Undue hardship claims by employers are upheld in some situations, however. Courts have upheld decisions in which the employer denied an accommodation that would eliminate an essential function of the job. In Griffin v. Prince William Health System, the plaintiff, a nurse, requested an accommodation because she was not able to lift anything heavier than 25 pounds. Her job required her to be able to move patients and equipment of up to 40 pounds.

The employer denied the request claiming that providing an accommodation would require other employees to take on extra work by helping with moving patients and equipment. The court upheld the denial of the accommodation as eliminating an essential function of the job would cause an undue hardship on the employer.

The Equal Employment Opportunity Commission (EEOC) also provides hypothetical situations in which an undue hardship claim by an employer would be upheld. Situations where an employee requests a modified schedule that would require other employees to work extra hours or take on extra duties would be considered an undue hardship for an employer.

An example provided by the EEOC involves two store clerks working together, but one clerk requests a change to part-time hours. As a result of the request, the other clerk who works full-time would have to take on extra responsibilities in order to make up for the reduced productivity of the other clerk. In this situation, the employer could successfully claim an undue hardship on the operation of the business.

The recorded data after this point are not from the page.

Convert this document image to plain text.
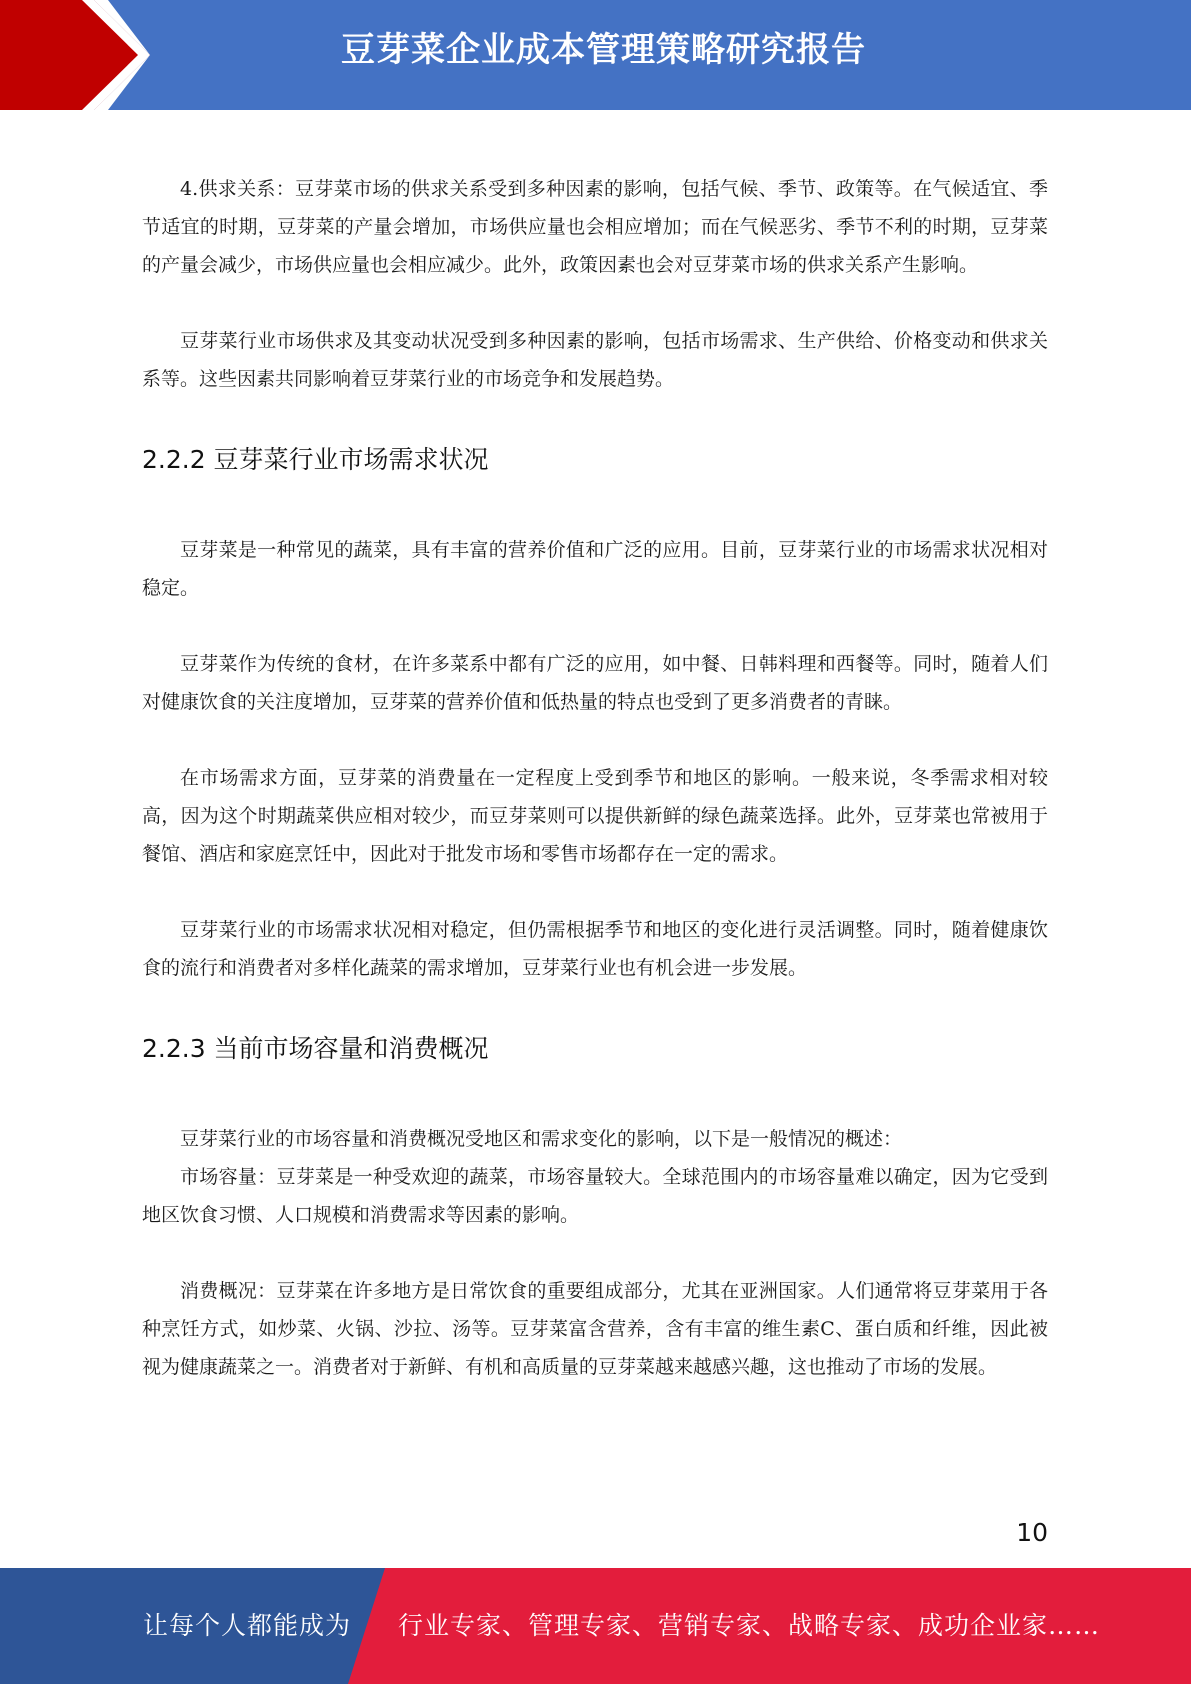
豆芽菜企业成本管理策略研究报告

4.供求关系：豆芽菜市场的供求关系受到多种因素的影响，包括气候、季节、政策等。在气候适宜、季节适宜的时期，豆芽菜的产量会增加，市场供应量也会相应增加；而在气候恶劣、季节不利的时期，豆芽菜的产量会减少，市场供应量也会相应减少。此外，政策因素也会对豆芽菜市场的供求关系产生影响。

豆芽菜行业市场供求及其变动状况受到多种因素的影响，包括市场需求、生产供给、价格变动和供求关系等。这些因素共同影响着豆芽菜行业的市场竞争和发展趋势。

2.2.2 豆芽菜行业市场需求状况

豆芽菜是一种常见的蔬菜，具有丰富的营养价值和广泛的应用。目前，豆芽菜行业的市场需求状况相对稳定。

豆芽菜作为传统的食材，在许多菜系中都有广泛的应用，如中餐、日韩料理和西餐等。同时，随着人们对健康饮食的关注度增加，豆芽菜的营养价值和低热量的特点也受到了更多消费者的青睐。

在市场需求方面，豆芽菜的消费量在一定程度上受到季节和地区的影响。一般来说，冬季需求相对较高，因为这个时期蔬菜供应相对较少，而豆芽菜则可以提供新鲜的绿色蔬菜选择。此外，豆芽菜也常被用于餐馆、酒店和家庭烹饪中，因此对于批发市场和零售市场都存在一定的需求。

豆芽菜行业的市场需求状况相对稳定，但仍需根据季节和地区的变化进行灵活调整。同时，随着健康饮食的流行和消费者对多样化蔬菜的需求增加，豆芽菜行业也有机会进一步发展。

2.2.3 当前市场容量和消费概况

豆芽菜行业的市场容量和消费概况受地区和需求变化的影响，以下是一般情况的概述：

市场容量：豆芽菜是一种受欢迎的蔬菜，市场容量较大。全球范围内的市场容量难以确定，因为它受到地区饮食习惯、人口规模和消费需求等因素的影响。

消费概况：豆芽菜在许多地方是日常饮食的重要组成部分，尤其在亚洲国家。人们通常将豆芽菜用于各种烹饪方式，如炒菜、火锅、沙拉、汤等。豆芽菜富含营养，含有丰富的维生素C、蛋白质和纤维，因此被视为健康蔬菜之一。消费者对于新鲜、有机和高质量的豆芽菜越来越感兴趣，这也推动了市场的发展。

10
让每个人都能成为 行业专家、管理专家、营销专家、战略专家、成功企业家……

Ultimately, employers’ claims of undue hardship when a request for a reasonable accommodation under the ADA is made will be decided on a case-by-case basis. An accommodation that might constitute an undue hardship for one employer may be an accommodation that can be made easily by another. Many factors contribute to claims of undue hardship, and employers and employees alike should seek out legal advice when there is any question about the legitimacy of a claim of undue hardship.